L’appel à retrouver prise peut être lu et signé ici : http://rogueesr.fr/retrouver-prise/
On en redonnera ici les dernières phrases :
Face à la gravité de la situation qui affecte nos vies, l’heure n’est pas aux mises en cause individuelles. Mais nous n’oublierons pas ce qui a permis que l’on en arrive là. Les morts de cette crise nous obligent. Et nous ne laisserons pas celles et ceux qui n’ont pas su la prévenir ou en réduire la portée, la résoudre par des mesures liberticides, ou mettre en place un énième plan d’austérité justifié par une dette que des politiques aveugles ont contribué à fabriquer. Le métier de scientifique ne consiste pas à aménager la crise ou climatiser l’enfer, ni à bâillonner la démocratie au nom du savoir expert.
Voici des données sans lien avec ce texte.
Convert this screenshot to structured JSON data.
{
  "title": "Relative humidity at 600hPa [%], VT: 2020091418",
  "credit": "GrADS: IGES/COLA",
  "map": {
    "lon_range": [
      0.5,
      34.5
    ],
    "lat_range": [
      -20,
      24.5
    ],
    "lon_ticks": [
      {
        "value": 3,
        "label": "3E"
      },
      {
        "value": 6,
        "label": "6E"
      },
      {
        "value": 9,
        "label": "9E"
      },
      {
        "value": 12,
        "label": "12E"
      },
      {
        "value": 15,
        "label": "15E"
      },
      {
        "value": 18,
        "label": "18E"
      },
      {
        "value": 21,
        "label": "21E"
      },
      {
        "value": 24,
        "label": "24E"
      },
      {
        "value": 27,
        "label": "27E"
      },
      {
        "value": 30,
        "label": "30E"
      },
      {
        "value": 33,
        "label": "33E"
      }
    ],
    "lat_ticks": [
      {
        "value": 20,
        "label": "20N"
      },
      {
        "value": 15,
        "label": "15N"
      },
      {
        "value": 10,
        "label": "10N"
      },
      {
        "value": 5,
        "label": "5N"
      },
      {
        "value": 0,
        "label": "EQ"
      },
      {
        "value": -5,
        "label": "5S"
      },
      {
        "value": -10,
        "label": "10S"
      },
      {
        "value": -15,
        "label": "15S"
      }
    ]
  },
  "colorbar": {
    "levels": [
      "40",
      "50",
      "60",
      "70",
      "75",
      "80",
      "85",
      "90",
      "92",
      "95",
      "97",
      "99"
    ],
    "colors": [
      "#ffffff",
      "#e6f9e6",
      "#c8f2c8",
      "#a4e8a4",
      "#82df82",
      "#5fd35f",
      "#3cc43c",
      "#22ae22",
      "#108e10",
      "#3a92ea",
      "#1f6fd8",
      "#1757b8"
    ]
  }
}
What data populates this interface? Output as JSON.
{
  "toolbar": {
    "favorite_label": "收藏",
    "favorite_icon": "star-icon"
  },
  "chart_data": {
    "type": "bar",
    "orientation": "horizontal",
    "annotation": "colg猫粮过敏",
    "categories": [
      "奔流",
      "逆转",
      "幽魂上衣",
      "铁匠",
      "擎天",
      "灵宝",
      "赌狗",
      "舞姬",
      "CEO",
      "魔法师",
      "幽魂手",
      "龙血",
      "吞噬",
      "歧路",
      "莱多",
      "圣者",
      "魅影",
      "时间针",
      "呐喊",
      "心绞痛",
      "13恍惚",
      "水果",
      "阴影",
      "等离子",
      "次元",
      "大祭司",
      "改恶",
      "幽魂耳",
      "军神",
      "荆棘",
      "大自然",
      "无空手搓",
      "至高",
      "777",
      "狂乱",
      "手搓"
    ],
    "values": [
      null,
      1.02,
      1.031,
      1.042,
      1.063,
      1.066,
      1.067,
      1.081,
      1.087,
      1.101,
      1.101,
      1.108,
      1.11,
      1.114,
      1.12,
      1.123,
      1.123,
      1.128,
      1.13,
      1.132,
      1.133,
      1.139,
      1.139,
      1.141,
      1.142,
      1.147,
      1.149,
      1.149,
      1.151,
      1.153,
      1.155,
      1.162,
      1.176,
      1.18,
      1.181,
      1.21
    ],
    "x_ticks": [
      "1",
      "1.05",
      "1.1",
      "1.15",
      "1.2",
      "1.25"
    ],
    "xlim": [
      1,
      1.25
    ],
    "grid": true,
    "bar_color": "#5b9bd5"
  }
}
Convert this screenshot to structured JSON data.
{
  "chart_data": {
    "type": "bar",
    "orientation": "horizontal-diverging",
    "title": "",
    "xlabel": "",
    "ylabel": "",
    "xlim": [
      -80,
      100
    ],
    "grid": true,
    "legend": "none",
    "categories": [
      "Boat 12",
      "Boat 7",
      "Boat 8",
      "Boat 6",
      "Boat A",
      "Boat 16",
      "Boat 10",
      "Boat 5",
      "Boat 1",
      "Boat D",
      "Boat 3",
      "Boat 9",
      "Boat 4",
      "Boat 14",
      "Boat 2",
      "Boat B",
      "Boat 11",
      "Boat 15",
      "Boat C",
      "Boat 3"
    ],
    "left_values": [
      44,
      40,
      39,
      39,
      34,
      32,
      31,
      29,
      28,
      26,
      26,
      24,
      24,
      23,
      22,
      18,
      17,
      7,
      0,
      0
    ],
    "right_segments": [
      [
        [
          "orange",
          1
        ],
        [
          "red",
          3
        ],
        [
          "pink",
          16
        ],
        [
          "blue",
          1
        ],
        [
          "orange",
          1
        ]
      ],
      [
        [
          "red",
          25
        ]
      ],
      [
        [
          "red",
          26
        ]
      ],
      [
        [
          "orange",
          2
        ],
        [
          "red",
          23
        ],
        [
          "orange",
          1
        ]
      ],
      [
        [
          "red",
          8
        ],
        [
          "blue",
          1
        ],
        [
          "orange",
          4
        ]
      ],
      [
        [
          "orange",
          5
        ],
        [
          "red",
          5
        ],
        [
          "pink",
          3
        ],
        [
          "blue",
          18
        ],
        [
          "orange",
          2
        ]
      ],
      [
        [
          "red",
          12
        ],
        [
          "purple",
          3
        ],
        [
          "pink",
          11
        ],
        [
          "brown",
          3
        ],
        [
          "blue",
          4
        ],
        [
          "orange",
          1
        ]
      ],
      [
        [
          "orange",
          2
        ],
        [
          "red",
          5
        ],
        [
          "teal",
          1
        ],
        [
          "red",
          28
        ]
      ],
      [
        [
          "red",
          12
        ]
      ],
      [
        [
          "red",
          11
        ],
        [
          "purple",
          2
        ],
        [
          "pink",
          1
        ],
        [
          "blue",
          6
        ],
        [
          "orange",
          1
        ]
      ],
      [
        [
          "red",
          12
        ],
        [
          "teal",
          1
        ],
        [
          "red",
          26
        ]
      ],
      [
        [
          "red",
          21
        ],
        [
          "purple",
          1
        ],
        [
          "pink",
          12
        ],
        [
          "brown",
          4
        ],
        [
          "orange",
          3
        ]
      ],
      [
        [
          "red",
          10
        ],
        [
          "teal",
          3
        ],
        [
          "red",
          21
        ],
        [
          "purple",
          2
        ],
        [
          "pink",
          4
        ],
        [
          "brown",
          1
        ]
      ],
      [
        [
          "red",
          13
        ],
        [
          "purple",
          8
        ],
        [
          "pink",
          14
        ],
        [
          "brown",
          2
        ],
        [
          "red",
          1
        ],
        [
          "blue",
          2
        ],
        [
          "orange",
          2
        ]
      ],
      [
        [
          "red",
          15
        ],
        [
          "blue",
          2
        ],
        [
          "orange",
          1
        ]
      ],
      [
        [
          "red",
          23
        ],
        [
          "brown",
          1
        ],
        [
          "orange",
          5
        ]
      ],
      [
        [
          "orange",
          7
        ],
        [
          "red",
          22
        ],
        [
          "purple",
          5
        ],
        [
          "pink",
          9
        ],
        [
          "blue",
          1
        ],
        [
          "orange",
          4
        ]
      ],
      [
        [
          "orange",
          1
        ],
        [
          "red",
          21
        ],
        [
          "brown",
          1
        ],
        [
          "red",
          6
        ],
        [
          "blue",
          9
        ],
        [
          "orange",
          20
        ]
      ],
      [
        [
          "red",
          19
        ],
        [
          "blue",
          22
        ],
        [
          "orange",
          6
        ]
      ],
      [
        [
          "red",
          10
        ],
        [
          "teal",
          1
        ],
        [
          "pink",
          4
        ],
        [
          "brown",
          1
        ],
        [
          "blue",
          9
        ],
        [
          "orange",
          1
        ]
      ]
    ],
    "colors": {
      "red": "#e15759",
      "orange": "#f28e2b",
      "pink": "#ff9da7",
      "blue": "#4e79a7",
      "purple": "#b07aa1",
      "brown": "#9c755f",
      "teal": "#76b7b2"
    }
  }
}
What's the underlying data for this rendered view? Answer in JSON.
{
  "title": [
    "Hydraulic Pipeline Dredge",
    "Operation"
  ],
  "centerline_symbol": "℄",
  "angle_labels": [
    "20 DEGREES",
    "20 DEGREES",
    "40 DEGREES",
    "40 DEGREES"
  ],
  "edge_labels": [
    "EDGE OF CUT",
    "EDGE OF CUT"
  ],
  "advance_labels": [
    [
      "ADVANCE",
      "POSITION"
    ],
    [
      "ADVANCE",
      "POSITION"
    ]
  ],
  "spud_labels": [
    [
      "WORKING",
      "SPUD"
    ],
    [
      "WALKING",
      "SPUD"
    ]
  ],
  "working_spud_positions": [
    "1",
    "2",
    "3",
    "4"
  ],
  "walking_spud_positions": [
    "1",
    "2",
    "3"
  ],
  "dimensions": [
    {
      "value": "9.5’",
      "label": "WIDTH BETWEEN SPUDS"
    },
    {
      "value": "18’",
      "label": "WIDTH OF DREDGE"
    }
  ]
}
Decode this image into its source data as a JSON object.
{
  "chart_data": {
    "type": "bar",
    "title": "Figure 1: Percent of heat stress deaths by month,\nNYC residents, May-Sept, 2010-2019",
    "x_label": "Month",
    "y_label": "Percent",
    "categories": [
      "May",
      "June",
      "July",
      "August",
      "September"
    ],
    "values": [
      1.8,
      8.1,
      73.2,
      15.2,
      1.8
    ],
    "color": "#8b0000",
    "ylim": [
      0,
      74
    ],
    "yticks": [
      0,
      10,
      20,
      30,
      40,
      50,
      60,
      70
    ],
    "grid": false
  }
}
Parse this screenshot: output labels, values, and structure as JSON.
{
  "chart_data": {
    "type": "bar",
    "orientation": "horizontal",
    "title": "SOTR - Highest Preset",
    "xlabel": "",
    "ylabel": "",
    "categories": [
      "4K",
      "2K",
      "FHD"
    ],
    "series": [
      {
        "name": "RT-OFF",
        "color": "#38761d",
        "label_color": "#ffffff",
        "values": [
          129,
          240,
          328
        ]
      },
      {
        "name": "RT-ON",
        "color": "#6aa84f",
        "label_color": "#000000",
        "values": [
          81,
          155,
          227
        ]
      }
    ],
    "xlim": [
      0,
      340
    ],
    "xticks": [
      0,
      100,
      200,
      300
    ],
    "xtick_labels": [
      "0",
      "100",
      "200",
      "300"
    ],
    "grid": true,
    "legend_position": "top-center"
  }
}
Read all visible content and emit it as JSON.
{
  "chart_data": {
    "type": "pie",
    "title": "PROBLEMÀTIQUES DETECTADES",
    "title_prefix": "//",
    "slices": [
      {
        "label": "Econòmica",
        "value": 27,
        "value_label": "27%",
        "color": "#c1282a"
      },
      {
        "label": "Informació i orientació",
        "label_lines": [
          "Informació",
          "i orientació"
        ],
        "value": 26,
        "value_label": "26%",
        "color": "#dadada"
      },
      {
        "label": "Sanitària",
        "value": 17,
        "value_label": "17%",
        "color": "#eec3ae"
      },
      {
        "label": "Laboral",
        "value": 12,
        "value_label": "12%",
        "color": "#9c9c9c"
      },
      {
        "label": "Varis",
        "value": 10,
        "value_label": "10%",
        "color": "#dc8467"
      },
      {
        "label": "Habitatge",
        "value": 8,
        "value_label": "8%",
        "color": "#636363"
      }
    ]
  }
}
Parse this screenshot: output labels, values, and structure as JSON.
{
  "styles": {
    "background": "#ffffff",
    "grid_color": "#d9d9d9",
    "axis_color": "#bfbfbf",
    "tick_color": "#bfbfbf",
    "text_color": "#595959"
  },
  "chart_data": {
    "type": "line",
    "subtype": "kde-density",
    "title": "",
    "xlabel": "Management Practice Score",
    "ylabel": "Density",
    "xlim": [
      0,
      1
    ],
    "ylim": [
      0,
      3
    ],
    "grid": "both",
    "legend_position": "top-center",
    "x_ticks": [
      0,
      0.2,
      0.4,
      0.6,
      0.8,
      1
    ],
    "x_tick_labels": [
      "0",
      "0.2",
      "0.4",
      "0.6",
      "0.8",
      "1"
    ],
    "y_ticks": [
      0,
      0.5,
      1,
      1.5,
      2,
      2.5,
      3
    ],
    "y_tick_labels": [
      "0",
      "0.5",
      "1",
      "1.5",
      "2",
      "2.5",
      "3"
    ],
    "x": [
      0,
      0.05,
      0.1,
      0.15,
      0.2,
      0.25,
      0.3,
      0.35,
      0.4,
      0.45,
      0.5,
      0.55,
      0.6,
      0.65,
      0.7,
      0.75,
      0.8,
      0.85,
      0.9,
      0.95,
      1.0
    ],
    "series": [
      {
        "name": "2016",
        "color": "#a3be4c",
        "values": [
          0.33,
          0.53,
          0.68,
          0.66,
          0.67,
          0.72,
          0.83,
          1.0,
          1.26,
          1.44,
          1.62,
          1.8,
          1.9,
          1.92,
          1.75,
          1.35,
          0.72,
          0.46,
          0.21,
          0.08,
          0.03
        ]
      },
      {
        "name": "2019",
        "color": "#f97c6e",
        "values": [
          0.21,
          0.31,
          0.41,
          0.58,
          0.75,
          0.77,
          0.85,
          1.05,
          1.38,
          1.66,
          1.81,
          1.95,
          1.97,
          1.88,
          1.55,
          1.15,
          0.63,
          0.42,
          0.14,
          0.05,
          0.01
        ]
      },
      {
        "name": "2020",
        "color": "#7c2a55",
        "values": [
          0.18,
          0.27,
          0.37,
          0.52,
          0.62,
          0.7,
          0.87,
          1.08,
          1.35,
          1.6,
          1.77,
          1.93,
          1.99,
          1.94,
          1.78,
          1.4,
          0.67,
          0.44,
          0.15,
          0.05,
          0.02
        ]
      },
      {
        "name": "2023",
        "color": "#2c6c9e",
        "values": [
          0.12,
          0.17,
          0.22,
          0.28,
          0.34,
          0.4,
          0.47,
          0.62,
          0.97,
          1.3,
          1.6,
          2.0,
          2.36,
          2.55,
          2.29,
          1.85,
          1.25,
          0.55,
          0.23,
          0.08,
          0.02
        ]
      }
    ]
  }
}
Conscients des crises qui frappent notre société, nous appelons chacun et chacune à se mobiliser pour engager la refondation de notre monde abîmé. Ce printemps, dès la fin du confinement, nous nous engageons à repenser collectivement l’ensemble de nos institutions sociales, politiques et économiques et à poser les jalons d’une société conforme à nos aspirations et à nos besoins. Après l’été, nous convions l’ensemble des citoyens à des Assises de la Refondation, le 20 septembre 2020, pour définir un programme visant à rompre de manière effective avec les politiques actuelles et à juguler les crises environnementale, sociale et démocratique qui menacent notre monde et nos vies. Nous devons à la jeunesse un horizon élargi, un avenir à nouveau ouvert.
Nous appelons tous les autres secteurs de la société à se joindre à notre démarche, et à écrire leur propre texte de refondation en adaptant ce paragraphe de conclusion.